A corrected version of the story is below:
Judge lowers sentencing range for ex-Gov. Bob McDonnell
Judge lowers sentencing range for ex-Virginia Gov. Bob McDonnell to 6 ½ to 8 years
By LARRY O’DELL and ALAN SUDERMAN
RICHMOND, Va. (AP) — Former Virginia Gov. Bob McDonnell, once a top Republican prospect for national office, faced sentencing Tuesday for selling the influence of his office to the CEO of a dietary supplements company.
Prosecutors recommended a federal prison term of at least 10 years for McDonnell, who was convicted of 11 public corruption counts, but a judge lowered the sentencing guideline range to about 6 ½ years to 8 years.
Defense attorneys asked U.S. District Judge James Spencer to order three years of community service, arguing that the federal investigation that destroyed his career and exposed details of his rocky marriage and shaky finances was punishment enough.

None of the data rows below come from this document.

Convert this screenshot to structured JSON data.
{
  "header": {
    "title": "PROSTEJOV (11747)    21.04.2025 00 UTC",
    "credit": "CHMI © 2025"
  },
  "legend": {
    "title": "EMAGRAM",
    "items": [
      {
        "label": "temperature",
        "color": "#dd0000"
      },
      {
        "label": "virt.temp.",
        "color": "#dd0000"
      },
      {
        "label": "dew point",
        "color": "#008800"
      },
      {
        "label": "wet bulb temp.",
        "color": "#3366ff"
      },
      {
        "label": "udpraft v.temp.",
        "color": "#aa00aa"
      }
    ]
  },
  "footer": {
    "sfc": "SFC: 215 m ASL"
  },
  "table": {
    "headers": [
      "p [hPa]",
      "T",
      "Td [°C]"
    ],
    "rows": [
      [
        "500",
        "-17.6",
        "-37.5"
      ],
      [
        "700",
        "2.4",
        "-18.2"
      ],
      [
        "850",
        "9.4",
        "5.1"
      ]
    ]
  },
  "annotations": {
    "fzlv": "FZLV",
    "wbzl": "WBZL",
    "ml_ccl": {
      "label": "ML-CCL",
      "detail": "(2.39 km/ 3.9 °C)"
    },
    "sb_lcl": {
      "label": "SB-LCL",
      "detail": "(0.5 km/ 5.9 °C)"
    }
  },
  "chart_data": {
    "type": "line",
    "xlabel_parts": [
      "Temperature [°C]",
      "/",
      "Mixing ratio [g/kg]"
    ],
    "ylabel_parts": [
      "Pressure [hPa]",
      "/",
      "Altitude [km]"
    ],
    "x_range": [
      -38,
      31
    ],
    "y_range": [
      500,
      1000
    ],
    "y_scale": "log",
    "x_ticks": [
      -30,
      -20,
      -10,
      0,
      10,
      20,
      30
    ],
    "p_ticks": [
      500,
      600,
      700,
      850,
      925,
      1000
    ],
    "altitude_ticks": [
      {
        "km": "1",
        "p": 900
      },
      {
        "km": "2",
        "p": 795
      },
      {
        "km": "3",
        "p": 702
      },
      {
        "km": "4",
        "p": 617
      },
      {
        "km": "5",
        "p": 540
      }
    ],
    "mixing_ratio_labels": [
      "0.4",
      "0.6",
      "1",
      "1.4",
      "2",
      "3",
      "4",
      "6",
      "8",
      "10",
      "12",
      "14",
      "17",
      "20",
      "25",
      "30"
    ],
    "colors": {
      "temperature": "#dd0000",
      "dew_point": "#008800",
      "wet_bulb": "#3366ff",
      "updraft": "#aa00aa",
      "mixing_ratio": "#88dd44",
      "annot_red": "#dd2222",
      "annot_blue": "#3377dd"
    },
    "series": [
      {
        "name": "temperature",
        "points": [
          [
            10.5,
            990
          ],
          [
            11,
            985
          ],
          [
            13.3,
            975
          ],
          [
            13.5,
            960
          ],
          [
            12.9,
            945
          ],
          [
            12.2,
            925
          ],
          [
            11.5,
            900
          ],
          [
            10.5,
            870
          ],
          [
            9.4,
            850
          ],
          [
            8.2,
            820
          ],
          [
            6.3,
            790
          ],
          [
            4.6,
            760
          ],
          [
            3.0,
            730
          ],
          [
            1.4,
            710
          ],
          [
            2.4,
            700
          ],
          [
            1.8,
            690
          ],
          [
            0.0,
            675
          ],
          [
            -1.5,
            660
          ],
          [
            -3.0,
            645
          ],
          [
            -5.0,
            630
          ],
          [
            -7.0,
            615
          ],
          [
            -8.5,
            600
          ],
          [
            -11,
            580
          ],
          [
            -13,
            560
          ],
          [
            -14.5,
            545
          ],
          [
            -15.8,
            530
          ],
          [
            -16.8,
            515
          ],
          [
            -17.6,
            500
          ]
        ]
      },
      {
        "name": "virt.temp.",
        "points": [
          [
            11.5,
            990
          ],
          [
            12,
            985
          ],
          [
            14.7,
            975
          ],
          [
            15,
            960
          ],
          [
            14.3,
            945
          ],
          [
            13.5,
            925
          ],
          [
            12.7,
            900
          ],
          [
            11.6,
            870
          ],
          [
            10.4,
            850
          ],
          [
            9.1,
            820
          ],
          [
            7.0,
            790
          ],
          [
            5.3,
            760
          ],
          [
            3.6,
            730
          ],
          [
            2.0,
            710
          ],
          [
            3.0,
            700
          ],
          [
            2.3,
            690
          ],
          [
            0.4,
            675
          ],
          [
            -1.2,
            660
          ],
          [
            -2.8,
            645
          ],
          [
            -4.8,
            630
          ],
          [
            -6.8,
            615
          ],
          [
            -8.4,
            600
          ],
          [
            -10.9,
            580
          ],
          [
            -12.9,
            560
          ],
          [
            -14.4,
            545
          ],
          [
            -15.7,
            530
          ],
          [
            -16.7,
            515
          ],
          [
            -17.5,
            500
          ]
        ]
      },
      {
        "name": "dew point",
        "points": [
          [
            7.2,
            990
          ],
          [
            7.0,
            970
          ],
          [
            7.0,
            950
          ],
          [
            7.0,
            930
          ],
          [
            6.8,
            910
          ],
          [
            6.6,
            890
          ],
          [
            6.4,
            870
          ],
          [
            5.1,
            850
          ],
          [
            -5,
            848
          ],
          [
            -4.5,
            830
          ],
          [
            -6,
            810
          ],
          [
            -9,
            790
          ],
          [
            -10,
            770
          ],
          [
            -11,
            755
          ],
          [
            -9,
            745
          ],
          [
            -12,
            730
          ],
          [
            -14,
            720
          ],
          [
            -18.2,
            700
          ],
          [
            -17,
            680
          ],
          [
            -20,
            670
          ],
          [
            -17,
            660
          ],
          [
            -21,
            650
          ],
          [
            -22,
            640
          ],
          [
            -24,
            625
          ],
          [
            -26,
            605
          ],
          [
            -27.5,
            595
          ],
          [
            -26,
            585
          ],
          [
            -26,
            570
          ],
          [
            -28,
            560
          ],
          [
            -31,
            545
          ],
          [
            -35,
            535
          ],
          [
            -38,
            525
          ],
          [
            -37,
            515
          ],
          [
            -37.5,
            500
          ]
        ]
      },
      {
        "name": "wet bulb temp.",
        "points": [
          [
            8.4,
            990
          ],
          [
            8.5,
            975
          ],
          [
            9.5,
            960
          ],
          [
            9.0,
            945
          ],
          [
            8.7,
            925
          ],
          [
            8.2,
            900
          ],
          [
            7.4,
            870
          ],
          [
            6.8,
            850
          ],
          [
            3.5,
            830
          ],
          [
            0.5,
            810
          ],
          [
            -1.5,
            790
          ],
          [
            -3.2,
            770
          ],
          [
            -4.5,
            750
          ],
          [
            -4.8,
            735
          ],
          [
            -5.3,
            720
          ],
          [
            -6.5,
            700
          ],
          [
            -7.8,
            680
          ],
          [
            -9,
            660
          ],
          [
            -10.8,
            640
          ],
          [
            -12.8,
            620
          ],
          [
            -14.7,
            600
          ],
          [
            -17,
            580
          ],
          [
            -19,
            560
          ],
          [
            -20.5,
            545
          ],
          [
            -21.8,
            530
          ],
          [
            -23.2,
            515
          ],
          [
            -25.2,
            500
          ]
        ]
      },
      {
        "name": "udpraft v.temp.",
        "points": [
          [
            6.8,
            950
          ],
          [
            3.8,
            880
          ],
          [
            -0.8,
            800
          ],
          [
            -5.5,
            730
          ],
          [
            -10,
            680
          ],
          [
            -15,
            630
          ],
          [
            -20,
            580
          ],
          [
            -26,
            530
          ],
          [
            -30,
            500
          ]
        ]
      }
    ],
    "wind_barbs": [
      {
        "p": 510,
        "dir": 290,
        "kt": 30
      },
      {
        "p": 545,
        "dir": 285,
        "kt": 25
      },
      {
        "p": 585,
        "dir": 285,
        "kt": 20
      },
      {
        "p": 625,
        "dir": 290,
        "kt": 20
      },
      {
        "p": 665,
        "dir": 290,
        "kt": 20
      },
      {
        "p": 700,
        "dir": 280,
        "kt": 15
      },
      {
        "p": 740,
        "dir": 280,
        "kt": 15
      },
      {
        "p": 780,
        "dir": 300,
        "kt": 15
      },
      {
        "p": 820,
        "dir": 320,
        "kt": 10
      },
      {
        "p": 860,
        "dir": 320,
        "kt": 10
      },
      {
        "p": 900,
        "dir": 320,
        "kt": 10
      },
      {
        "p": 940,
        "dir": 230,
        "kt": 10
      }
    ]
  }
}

The judge is not bound by the guidelines. He heard from character witnesses and is expected to give his decision sometime Tuesday.
McDonnell’s friends and supporters packed the courthouse, including former NFL standout Bruce Smith and several state lawmakers. McDonnell’s family members — including wife Maureen, also convicted of bribery — were also there.
More than 400 people have written letters of support for McDonnell — with former Democratic Gov. and current U.S. Sen. Tim Kaine among them. Several, including two of the McDonnells’ daughters, placed much of the blame with Bob McDonnell’s wife.
Several charities have offered McDonnell volunteer positions, including religious broadcaster Pat Robertson’s Operation Blessing, which had jobs managing a hunger relief program in Appalachia and another working at an orphanage and fish farm in Haiti.
The defense called several character witnesses to testify Tuesday, and they asked Spencer to let McDonnell help the needy rather than sit in prison. They testified that McDonnell was a man of deep faith who believed in second chances.
“He’s been punished enough,” said Virginia House Speaker William J. Howell.
However, it’s unlikely the former governor will avoid prison entirely. If he gets prison time, McDonnell is asking to be released on bond pending appeal.
The judge lowered the guideline range that prosecutors recommended, saying an “obstruction of justice” enhancement shouldn’t count toward it. McDonnell shouldn’t be punished for giving testimony that the jury did not believe, the judge said.
The jury found McDonnell and his wife, Maureen, guilty in September of accepting more than $165,000 in loans and gifts — including a Rolex watch and designer clothing — in exchange for promoting a nutritional supplement marketed as a miracle cure by Star Scientific Inc. The company’s former CEO, Jonnie Williams, testified under immunity as the prosecution’s star witness.
McDonnell testified in his own defense during the six-week trial, acknowledging he accepted Williams’ largesse but claiming he did nothing for him in return other than routine political courtesies.
Maureen McDonnell, who did not testify, will be sentenced Feb. 20 on eight corruption counts.
The case prompted the General Assembly to tighten state ethics laws and some Virginia elected officials have voluntarily limited the value of gifts they will accept.
McDonnell, 60, was once considered a possible running mate for Mitt Romney. He delivered the 2010 Republican response to the State of the Union Address and became chairman of the Republican Governors Association in 2011. He was indicted 10 days after leaving office.
At trial, the McDonnells’ defense strategy depended in large part on convincing the jury that their marriage was so strained they could not have conspired to squeeze bribes out of Williams. They arrived at and left the courthouse separately every day and rarely even glanced at each other as they sat separated by lawyers at the defense table.
McDonnell and other witnesses testified about the first lady’s erratic behavior, suggesting she was largely responsible for the cozy relationship that developed between the couple and Williams. They said she was prone to such angry outbursts that the Executive Mansion staff threatened a mass resignation. One acknowledged calling Maureen McDonnell “a nutbag.”
Prosecutors countered the broken marriage defense by showing the jury photos of the McDonnells holding hands as recently as at pretrial hearings.
Defense attorneys also claimed Maureen McDonnell developed a “crush” on Williams, and several witnesses described her relationship with the wealthy vitamin executive as inappropriate and flirtatious. But nobody suggested the relationship was physical, and Williams testified that his dealings with the McDonnells were all business.